This is the last ‘Behind the Wheel’ post, as I am now off the road from the Color of Food / photo documentary tour, and am back home working to put the stories and images together from all the farmers of color I interviewed, so they can be shared far and wide!
This morning, I returned from the mechanic with heartwrenching news. In fact, I feel like I should have been wearing black with a prepared eulogy in hand. Lucille, my home and the Color of Food headquarters for the last 5 months, is dead.
Miss Lucille was the 1990 Oldsmobile station wagon that carried me safely across the United States this summer to interview over 60 farmers for my photo documentary – the Color of Food. She, after being garaged most of her life, drove thousands of miles for five months straight, endured over 100 degree temperatures, traversed dirt roads across rural America, climbed the steep mountains of the West and ventured through the isolated prairie lands of our Native reservations. And she did it all with style and grace.
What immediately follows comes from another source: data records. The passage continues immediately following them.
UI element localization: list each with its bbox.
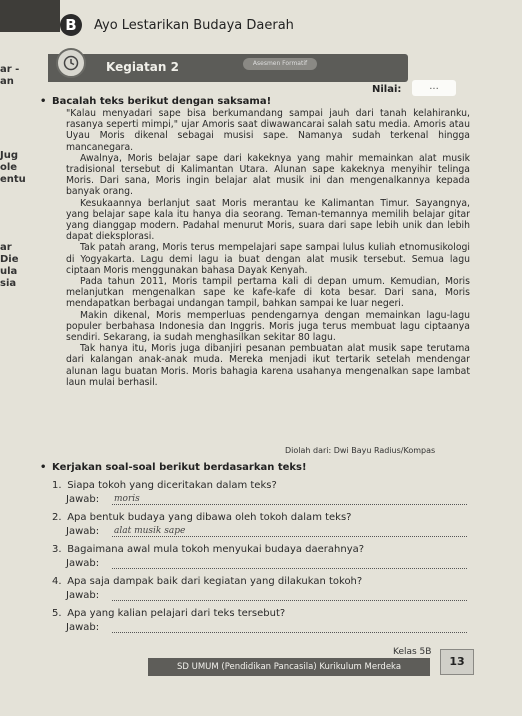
- score-label: Nilai:: [372, 84, 402, 95]
- question-item: 3. Bagaimana awal mula tokoh menyukai budaya daerahnya?: [52, 544, 365, 555]
- answer-field[interactable]: [112, 494, 467, 505]
- section-title: Ayo Lestarikan Budaya Daerah: [94, 17, 294, 33]
- paragraph: Awalnya, Moris belajar sape dari kakeknya yang mahir memainkan alat musik tradisional tersebut di Kalimantan Utara. Alunan sape kakeknya menyihir telinga Moris. Dari sana, Moris ingin belajar alat musik ini dan mengenalkannya kepada banyak orang.: [66, 152, 470, 198]
- section-header: [60, 14, 294, 36]
- answer-label: Jawab:: [66, 558, 100, 569]
- paragraph: Makin dikenal, Moris memperluas pendengarnya dengan memainkan lagu-lagu populer berbahasa Indonesia dan Inggris. Moris juga terus membuat lagu ciptaanya sendiri. Sekarang, ia sudah menghasilkan sekitar 80 lagu.: [66, 309, 470, 344]
- activity-label: Kegiatan 2: [106, 60, 179, 74]
- question-item: 1. Siapa tokoh yang diceritakan dalam teks?: [52, 480, 277, 491]
- paragraph: Pada tahun 2011, Moris tampil pertama kali di depan umum. Kemudian, Moris melanjutkan mengenalkan sape ke kafe-kafe di kota besar. Dari sana, Moris mendapatkan berbagai undangan tampil, bahkan sampai ke luar negeri.: [66, 276, 470, 310]
- margin-text: sia: [0, 278, 17, 289]
- page-number: 13: [440, 649, 474, 675]
- margin-text: ar: [0, 242, 12, 253]
- answer-handwriting: alat musik sape: [114, 526, 186, 536]
- answer-field[interactable]: [112, 590, 467, 601]
- class-label: Kelas 5B: [393, 647, 432, 657]
- answer-field[interactable]: [112, 558, 467, 569]
- paragraph: "Kalau menyadari sape bisa berkumandang sampai jauh dari tanah kelahiranku, rasanya seperti mimpi," ujar Amoris saat diwawancarai salah satu media. Amoris atau Uyau Moris dikenal sebagai musisi sape. Namanya sudah terkenal hingga mancanegara.: [66, 108, 470, 153]
- question-item: 5. Apa yang kalian pelajari dari teks tersebut?: [52, 608, 286, 619]
- page-shadow: [0, 0, 60, 32]
- score-box[interactable]: ...: [412, 80, 456, 96]
- answer-field[interactable]: [112, 622, 467, 633]
- margin-text: ar -: [0, 64, 20, 75]
- question-item: 2. Apa bentuk budaya yang dibawa oleh tokoh dalam teks?: [52, 512, 352, 523]
- left-page-edge-text: [0, 60, 34, 430]
- answer-handwriting: moris: [114, 494, 140, 504]
- assessment-badge: Asesmen Formatif: [243, 58, 317, 70]
- clock-icon: [56, 48, 86, 78]
- margin-text: Jug: [0, 150, 18, 161]
- margin-text: an: [0, 76, 14, 87]
- reading-text: [66, 108, 470, 388]
- activity-banner: [48, 54, 408, 82]
- section-letter-badge: B: [60, 14, 82, 36]
- question-text: Bagaimana awal mula tokoh menyukai budaya daerahnya?: [67, 544, 365, 555]
- book-title-bar: SD UMUM (Pendidikan Pancasila) Kurikulum Merdeka: [148, 658, 430, 676]
- answer-label: Jawab:: [66, 494, 100, 505]
- question-text: Siapa tokoh yang diceritakan dalam teks?: [67, 480, 277, 491]
- margin-text: Die: [0, 254, 19, 265]
- reading-instruction: • Bacalah teks berikut dengan saksama!: [52, 96, 271, 107]
- exercise-instruction: • Kerjakan soal-soal berikut berdasarkan teks!: [52, 462, 307, 473]
- margin-text: entu: [0, 174, 26, 185]
- paragraph: Kesukaannya berlanjut saat Moris merantau ke Kalimantan Timur. Sayangnya, yang belajar sape kala itu hanya dia seorang. Teman-temannya memilih belajar gitar yang dianggap modern. Padahal menurut Moris, suara dari sape lebih unik dan lebih dapat dieksplorasi.: [66, 197, 470, 243]
- paragraph: Tak patah arang, Moris terus mempelajari sape sampai lulus kuliah etnomusikologi di Yogyakarta. Lagu demi lagu ia buat dengan alat musik tersebut. Semua lagu ciptaan Moris menggunakan bahasa Dayak Kenyah.: [66, 242, 470, 276]
- question-text: Apa saja dampak baik dari kegiatan yang dilakukan tokoh?: [67, 576, 363, 587]
- question-item: 4. Apa saja dampak baik dari kegiatan yang dilakukan tokoh?: [52, 576, 363, 587]
- question-text: Apa bentuk budaya yang dibawa oleh tokoh dalam teks?: [67, 512, 352, 523]
- margin-text: ole: [0, 162, 18, 173]
- paragraph: Tak hanya itu, Moris juga dibanjiri pesanan pembuatan alat musik sape terutama dari kalangan anak-anak muda. Mereka menjadi ikut tertarik setelah mendengar alunan lagu buatan Moris. Moris bahagia karena usahanya mengenalkan sape lambat laun mulai berhasil.: [66, 343, 470, 388]
- answer-label: Jawab:: [66, 622, 100, 633]
- question-text: Apa yang kalian pelajari dari teks tersebut?: [67, 608, 286, 619]
- answer-label: Jawab:: [66, 590, 100, 601]
- source-credit: Diolah dari: Dwi Bayu Radius/Kompas: [285, 446, 436, 455]
- margin-text: ula: [0, 266, 18, 277]
- answer-label: Jawab:: [66, 526, 100, 537]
This is the first time in my life that I’ve become attached to a material thing, so much so that I’m even blogging about it. But this beast of an automobile morphed into a real person for me and others who had the privilege to know her out on the open road. This car really had her own personality – she did things her way and took her sweet time doing it- but she gave me a priceless gift.
Not only did Lucille keep me safe for every moment on the road(living up to her namesake, B.B. King’s guitar who he claims saved his life), but she was responsible for getting me face to face with the many farmers this country needs to know:
Black farmers in the South who invited me into their homes and shared with me photos of their ancestors, stories of first buying their land, struggles of escaping disasters like Hurricane Katrina and the pride of providing for their families and communities from their own land.
Hispanic farmers on the border of Mexico transitioning from farmwork to owning and running their own farm businesses, or those that are farming the same land their family has farmed for 300 years, growing traditional foods and irrigating with the same indigenous practices that have been used in their region for hundreds of years.
Asian farmers who are introducing their traditional foods and vegetables into communities where food diversity is severely lacking, as are healthy alternatives.
Native American farmers who are proving that dry farming (no irrigation) is not only possible, but a way of life for many indigenous cultures in the driest parts of our country; while others fought battles with water rights in the face of drought -which is an extremely significant issue with a global farming community facing drought, climate change and an opressive movement of GMO/drough resistant seed takeovers. These farmers invited me, an outsider, in to learn about sacred traditions with corn, traditional foodways and ceremony.
I never would have had the chance to spend this time visiting with and learning from so many of this country’s amazing and resilient communities and the people who are feeding them, had it not been for Lucille. She started as a gift from those who supported the Color of Food’s fundraising efforts, and now with her death (which only occurred once she was sure she’d gotten me safely back home), she’s ending as the gift that made this whole project possible. She worked hard to ensure all of these voices were captured, so I will work hard to make them heard.
Thanks Lucy. I will miss you dearly.